Post-it, de l’invention ratée au best-seller mondial 

Réelles ou fantasmées, déformées ou amplifiées, certaines anecdotes tiennent une place à part dans la mythologie des entreprises, au point de passer à la postérité. Que nous révèlent-elles du monde du travail – et de nous-mêmes ? Chaque mois, No Com décrypte l’une de ces « tattoo stories » emblématiques. Deuxième épisode : l’invention du Post-it, ou l’art de transformer une tuile en aubaine.  

C’est le genre d’histoire qui vous colle à la peau… enfin pas tant que ça, justement : tout le sel du récit fondateur du Post-it réside dans une invention ratée que l’entreprise américaine 3M a su transformer en outil génial. Un outil prisé de tout ce que la planète compte d’employés de bureau, d’apôtres du design thinking et d’étudiants bûcheurs.
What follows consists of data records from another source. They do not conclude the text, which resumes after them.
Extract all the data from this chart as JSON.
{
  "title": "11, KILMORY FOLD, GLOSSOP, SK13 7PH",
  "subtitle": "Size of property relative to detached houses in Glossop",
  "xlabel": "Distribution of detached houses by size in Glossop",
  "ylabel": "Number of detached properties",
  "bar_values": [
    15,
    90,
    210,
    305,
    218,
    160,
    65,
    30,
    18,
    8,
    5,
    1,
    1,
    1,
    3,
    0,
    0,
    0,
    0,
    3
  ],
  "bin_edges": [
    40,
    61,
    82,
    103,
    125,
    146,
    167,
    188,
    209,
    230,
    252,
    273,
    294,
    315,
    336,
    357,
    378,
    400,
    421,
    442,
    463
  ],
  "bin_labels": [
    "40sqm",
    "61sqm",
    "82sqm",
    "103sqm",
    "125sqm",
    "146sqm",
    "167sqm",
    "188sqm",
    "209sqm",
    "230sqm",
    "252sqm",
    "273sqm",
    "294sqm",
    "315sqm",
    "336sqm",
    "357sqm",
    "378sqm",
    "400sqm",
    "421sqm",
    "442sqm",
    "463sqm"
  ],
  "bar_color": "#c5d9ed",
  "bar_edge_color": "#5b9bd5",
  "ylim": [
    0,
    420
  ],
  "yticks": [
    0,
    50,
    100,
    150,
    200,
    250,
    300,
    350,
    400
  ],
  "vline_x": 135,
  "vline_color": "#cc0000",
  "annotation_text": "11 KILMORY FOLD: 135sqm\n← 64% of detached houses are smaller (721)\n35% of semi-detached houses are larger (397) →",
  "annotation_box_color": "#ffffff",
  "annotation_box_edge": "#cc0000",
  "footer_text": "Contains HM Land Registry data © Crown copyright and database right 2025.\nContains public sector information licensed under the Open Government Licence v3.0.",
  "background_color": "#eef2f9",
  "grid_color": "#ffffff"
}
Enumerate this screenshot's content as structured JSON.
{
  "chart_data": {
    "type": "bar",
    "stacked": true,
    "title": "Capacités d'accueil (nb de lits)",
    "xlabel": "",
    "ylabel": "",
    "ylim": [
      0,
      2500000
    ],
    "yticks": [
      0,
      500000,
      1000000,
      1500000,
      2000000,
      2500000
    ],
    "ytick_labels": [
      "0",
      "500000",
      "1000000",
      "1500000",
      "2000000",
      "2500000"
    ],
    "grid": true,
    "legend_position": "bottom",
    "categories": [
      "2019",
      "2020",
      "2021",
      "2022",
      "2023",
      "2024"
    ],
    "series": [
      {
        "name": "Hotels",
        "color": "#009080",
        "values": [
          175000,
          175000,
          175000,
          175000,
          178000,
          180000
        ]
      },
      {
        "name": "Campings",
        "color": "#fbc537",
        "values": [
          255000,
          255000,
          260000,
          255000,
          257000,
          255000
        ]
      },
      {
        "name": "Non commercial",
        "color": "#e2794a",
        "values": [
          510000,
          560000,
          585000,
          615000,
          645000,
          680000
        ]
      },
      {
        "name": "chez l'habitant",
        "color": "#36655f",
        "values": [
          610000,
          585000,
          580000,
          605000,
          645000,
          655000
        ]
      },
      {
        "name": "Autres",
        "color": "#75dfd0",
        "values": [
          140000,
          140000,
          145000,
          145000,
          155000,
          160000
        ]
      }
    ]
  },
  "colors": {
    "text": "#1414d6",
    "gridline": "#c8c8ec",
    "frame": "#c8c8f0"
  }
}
Objet iconique du placard à fournitures, star du brainstorming (et de la liste de courses du samedi) le petit signet auto-adhésif jaune canari semble avoir toujours existé. 

Et pourtant, il s’en est fallu de peu. Sur son site Web, la société 3M – détentrice, entre autres, de la marque Post-it – revient en détail sur la mésaventure à l’origine de cette innovation. C’est en 1968 que le chimiste Spencer Silver (1941-2021), membre du labo de recherches de 3M, met au point une colle… qui colle à peine. « En tant que chercheur, une partie de mon travail consistait à développer de nouveaux adhésifs et à cette époque, nous voulions mettre au point des adhésifs plus grands, plus résistants et plus forts », expliquera l’infortuné chercheur, forcé d’admettre que ce polymère adhésif acrylique ne « répondait à aucun de ces critères ». 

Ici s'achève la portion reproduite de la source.